A totally uneducated guess (and your guess is better than mine) for those examples you raised:
1. Seems the most likely to be addressed in the programming (not sure in which direction) if the age information is easily accessible from the Form 1040. (I should know whether it is but I’m drawing a blank at the moment.)
2. Assuming they do a complete crunch of all the tax returns and cross-check before deciding the advance refund amounts – which itself is a herculean task – they can resolve that. But it becomes a legal issue in addition to a programming issue, and either way they decide it will be subject to second-guessing. What would be the logical basis for deciding one way or another? I’m not sure there is one – it would have to be a fairly arbitrary choice. They might even duck the question and give the credit to both; it will be – relatively speaking – a small subset of qualifying children, and overpaying might insulate them from a lot of criticism based on sympathetic taxpayers. Then they will have more time to decide what to do when the 2020 tax return rolls around.

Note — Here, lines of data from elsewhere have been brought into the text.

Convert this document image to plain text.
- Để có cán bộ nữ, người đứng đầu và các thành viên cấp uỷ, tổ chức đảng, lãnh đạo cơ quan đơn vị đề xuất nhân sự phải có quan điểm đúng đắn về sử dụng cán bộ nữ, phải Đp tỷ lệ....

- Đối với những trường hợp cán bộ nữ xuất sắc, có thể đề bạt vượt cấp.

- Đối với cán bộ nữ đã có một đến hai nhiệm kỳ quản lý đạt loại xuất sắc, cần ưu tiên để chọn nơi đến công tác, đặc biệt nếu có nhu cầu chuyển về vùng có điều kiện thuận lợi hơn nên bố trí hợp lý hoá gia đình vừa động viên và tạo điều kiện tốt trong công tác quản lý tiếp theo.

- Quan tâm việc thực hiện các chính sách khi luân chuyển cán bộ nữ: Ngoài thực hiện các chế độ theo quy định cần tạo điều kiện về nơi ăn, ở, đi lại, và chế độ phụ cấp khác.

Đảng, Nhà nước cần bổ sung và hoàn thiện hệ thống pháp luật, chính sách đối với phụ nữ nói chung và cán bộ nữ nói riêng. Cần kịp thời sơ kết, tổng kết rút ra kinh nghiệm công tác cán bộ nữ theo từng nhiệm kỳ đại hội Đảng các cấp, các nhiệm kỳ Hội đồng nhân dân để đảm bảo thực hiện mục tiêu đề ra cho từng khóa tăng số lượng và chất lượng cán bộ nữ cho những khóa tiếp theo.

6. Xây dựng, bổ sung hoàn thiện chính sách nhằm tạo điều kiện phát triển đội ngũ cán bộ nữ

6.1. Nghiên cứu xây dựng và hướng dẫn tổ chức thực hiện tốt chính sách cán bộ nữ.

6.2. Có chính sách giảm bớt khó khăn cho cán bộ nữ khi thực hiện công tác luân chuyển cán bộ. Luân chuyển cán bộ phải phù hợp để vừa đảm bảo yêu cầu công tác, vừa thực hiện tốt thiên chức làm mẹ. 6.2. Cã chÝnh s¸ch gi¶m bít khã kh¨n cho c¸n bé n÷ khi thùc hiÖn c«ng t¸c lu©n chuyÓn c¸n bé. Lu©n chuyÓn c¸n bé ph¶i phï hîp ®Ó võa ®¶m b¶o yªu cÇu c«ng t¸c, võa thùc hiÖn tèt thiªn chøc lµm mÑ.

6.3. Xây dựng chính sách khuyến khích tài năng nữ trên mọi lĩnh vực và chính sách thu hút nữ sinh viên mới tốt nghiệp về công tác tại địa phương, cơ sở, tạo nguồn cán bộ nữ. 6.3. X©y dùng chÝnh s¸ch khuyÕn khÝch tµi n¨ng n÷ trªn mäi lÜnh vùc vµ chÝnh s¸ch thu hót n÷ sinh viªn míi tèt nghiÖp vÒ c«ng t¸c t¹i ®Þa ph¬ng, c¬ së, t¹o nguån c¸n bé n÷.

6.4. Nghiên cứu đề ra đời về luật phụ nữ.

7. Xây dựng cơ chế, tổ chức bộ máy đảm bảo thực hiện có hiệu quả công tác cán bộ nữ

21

3. Depends on the resolution of #1? I suspect that if this is an issue, they will take their time to decide what to do when the 2020 tax return rolls around. This isn’t a decision that needs to be made this month.
And, one final thought. We may not get “guidance” in the normal sense. They’re making the decisions about the advance refunds – indeed, they already have. We don’t need to know in order to apply for an advance refund in the normal sense of “apply.” And I’m not sure they envision a mechanism for taxpayers to challenge the amount of their advance refunds. In which case, we don’t need guidance in the normal sense for the challenge process. All they do in the short term may be to tell us “if you can’t figure out how we arrived at the amount of the advance refund you received, here is our decision tree; but you can’t challenge it now. We’ll provide more guidance in the next several months and by then it may have changed.”
Francine responded to Bob with the following brief message:
I agree 100% about [the] lack of forthcoming traditional “guidance.” Perfect is the enemy of the good here and the theory of second or even third, fourth best certainly applies now with a global pandemic and a corresponding economic free fall.
Thanks Bob and Francine for giving all of us issues to think about as we navigate how to guide clients in the absence of guidance from the IRS and thanks to everyone engaging in these types of discussions that may eventually impact decisions. Thanks to the IRS employees working hard to implement legislation passed in the middle of the filing season and in the midst of extremely trying circumstances. Do the best you can under a situation never faced before.